Ah! Comme Jésus, qui a été tenté comme nous en toutes choses, connaît bien notre nature (Hé 4.15)! Comme il sait, d’avance, compatir à nos faiblesses et les prévenir! Il sait que nous avons besoin de soins divins pour rester fidèles et maintenir notre relation avec ce nom sauveur, celui du Père et celui du Christ. Il prie pour que nous soyons gardés « dans ce nom », et nous le sommes quand nous nous savons à la fois « séparés » du monde, mais dans l’unité du Christ, et « consacrés » pour le monde et dans le monde.

Une importante remarque s’impose ici.
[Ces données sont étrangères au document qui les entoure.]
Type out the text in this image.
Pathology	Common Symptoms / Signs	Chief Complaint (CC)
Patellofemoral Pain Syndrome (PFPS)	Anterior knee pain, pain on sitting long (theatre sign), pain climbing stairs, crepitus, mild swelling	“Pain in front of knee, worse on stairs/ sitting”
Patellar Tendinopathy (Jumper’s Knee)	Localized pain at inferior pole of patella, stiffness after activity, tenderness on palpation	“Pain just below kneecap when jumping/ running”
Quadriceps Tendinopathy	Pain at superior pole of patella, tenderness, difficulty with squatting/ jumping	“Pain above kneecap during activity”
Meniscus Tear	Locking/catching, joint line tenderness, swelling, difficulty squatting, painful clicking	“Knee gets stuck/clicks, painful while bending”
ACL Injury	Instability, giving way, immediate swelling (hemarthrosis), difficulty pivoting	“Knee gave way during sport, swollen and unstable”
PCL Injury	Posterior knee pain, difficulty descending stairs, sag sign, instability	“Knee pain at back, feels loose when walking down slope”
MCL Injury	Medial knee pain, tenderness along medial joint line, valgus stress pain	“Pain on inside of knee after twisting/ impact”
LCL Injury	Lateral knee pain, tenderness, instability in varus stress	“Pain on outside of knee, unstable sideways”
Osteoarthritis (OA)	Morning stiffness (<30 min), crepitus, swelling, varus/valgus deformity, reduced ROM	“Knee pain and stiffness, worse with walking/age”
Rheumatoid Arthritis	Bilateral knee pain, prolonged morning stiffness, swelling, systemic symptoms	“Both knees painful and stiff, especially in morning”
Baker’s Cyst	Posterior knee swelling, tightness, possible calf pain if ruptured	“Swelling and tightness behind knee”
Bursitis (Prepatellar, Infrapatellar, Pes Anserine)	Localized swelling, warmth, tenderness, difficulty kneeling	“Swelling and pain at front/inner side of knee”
La prière de Jésus n’est pas un vœu formulé à l’optatif : « Qu’ils soient fidèles…; qu’ils soient un »…, car il parle au participe présent : « étant fidèles…; étant un » (notre syntaxe française a souvent bien de la peine à se plier aux finesses des langues bibliques). Jésus affirme, au contraire, que ce qu’il demande est et sera réellement accompli : ses disciples sont et demeureront un, à la seule condition de demeurer fidèles au nom du Père, donné au Christ et manifesté par lui. Tous les croyants sont spirituellement un quand demeurent en chacun la même Parole vivante, le même nom, la même foi, la même vie, dans le nom, dans la communion du Dieu de grâce tel qu’il s’est révélé et manifesté en son Fils.
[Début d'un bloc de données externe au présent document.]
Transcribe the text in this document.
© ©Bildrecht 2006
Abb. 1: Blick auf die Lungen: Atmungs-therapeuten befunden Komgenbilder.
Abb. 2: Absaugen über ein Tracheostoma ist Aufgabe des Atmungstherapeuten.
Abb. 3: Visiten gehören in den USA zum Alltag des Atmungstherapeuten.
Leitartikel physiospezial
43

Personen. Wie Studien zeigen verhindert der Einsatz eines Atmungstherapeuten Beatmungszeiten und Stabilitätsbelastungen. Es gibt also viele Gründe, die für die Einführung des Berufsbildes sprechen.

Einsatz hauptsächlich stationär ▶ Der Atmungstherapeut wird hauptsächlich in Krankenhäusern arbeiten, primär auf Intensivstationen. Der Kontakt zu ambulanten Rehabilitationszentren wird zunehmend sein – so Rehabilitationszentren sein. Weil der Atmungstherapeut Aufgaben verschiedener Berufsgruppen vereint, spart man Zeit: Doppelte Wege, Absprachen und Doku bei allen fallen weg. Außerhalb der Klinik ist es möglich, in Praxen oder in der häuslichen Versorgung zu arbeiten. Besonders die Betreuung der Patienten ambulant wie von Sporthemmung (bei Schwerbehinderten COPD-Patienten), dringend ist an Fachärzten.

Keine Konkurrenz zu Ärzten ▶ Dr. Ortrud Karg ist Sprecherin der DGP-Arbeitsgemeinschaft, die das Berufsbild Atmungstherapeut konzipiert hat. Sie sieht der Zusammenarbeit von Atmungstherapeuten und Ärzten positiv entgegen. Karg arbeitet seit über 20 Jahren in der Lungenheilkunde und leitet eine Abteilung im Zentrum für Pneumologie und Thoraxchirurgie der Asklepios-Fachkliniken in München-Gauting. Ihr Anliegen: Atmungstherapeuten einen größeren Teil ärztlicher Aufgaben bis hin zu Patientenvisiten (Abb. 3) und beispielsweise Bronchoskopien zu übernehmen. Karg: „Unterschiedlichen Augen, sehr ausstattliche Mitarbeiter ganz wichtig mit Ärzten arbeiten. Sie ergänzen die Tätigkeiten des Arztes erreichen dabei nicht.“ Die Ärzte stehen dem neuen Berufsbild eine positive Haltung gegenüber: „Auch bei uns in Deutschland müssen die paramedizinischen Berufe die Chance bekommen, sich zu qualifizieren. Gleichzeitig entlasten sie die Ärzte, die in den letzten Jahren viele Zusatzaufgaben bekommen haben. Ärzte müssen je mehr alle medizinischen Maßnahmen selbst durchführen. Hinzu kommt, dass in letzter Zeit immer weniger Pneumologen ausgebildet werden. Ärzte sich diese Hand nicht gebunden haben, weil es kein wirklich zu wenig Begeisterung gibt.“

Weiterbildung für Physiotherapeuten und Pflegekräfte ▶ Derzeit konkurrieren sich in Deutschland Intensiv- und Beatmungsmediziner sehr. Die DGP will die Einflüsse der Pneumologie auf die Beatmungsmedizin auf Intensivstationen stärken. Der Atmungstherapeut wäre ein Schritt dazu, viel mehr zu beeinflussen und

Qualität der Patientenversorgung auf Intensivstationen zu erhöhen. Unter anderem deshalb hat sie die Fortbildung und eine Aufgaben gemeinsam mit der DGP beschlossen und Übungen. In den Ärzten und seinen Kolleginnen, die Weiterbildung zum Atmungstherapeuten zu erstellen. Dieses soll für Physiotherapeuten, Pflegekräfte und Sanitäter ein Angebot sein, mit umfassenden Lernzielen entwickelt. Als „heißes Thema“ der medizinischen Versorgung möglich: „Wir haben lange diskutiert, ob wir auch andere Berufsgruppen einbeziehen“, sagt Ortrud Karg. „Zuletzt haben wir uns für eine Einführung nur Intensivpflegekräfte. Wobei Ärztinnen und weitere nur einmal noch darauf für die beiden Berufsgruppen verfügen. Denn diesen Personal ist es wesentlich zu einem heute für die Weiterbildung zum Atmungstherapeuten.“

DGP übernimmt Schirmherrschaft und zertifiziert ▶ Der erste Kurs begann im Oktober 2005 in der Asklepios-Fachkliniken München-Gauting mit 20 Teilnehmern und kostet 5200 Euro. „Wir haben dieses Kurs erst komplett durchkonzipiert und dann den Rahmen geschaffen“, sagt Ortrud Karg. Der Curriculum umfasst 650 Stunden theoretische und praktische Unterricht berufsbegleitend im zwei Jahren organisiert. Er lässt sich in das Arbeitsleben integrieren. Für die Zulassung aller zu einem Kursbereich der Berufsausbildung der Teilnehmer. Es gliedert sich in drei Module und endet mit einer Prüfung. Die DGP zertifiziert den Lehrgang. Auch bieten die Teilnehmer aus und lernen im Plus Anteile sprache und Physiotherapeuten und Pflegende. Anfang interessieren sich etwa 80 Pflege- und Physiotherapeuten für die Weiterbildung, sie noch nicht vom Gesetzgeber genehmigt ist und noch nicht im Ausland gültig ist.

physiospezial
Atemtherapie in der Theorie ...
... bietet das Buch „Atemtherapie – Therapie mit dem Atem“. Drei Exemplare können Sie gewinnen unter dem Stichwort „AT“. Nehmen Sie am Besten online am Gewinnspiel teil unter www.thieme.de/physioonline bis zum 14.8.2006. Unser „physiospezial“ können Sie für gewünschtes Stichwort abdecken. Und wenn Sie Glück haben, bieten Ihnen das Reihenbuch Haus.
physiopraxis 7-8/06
Quand les disciples sont et demeurent « dans son nom », dans sa Parole, l’unité est gardée, parce qu’ils sont alors, parce que nous sommes dans la même vérité. « Sanctifie-les dans la vérité », dit Jésus, « ta Parole est vérité ». Nous ne pouvons être gardés dans l’unité que par une adhésion inconditionnelle à la Parole, car la Parole est vérité, et seule la vérité « sanctifie », « consacre » au service du Christ. Nous sommes consacrés au Christ et pour le monde dans la vérité. Consécration dans la vérité et unité sont synonymes. La puissance de Satan ne commence que là où la souveraineté de la Parole de Dieu décline ou disparaît. La prière pour l’Église est donc à présent nécessaire. Dans sa prière, Jésus apporte pour chacun de nous, pour chaque Église dans le monde, pour tout dialogue entre chrétiens ou entre Églises, le schéma de toute réflexion, de toute décision, de toute action conduites dans la fidélité, la vérité et la sainteté.
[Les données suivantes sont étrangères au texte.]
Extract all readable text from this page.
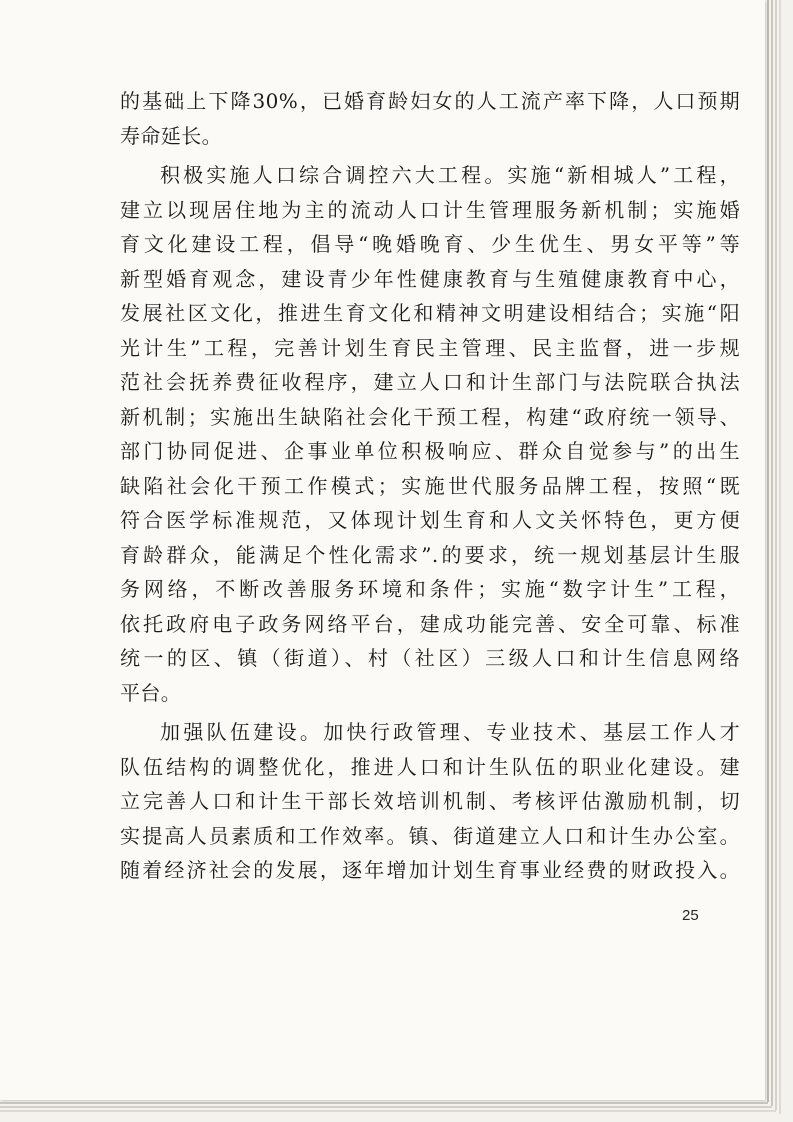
的基础上下降30%，已婚育龄妇女的人工流产率下降，人口预期
寿命延长。
积极实施人口综合调控六大工程。实施“新相城人”工程，
建立以现居住地为主的流动人口计生管理服务新机制；实施婚
育文化建设工程，倡导“晚婚晚育、少生优生、男女平等”等
新型婚育观念，建设青少年性健康教育与生殖健康教育中心，
发展社区文化，推进生育文化和精神文明建设相结合；实施“阳
光计生”工程，完善计划生育民主管理、民主监督，进一步规
范社会抚养费征收程序，建立人口和计生部门与法院联合执法
新机制；实施出生缺陷社会化干预工程，构建“政府统一领导、
部门协同促进、企事业单位积极响应、群众自觉参与”的出生
缺陷社会化干预工作模式；实施世代服务品牌工程，按照“既
符合医学标准规范，又体现计划生育和人文关怀特色，更方便
育龄群众，能满足个性化需求”.的要求，统一规划基层计生服
务网络，不断改善服务环境和条件；实施“数字计生”工程，
依托政府电子政务网络平台，建成功能完善、安全可靠、标准
统一的区、镇（街道）、村（社区）三级人口和计生信息网络
平台。
加强队伍建设。加快行政管理、专业技术、基层工作人才
队伍结构的调整优化，推进人口和计生队伍的职业化建设。建
立完善人口和计生干部长效培训机制、考核评估激励机制，切
实提高人员素质和工作效率。镇、街道建立人口和计生办公室。
随着经济社会的发展，逐年增加计划生育事业经费的财政投入。
25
Sauf à retomber sous la puissance du Malin, nous ne pouvons jamais rien faire et nulle part, rien d’authentique et de valable, sans nous référer en tout dans la repentance et l’humilité aux cinq idées-clé de cette prière : le monde, le nom, la Parole, la vérité, l’unité. C’est alors seulement que nous pouvons être et que nous sommes sanctifiés, consacrés et fidèles, oui! les envoyés du Christ dans le monde. « Béni soit le Roi qui vient au nom du Seigneur! Paix dans le ciel et gloire dans les lieux très hauts. »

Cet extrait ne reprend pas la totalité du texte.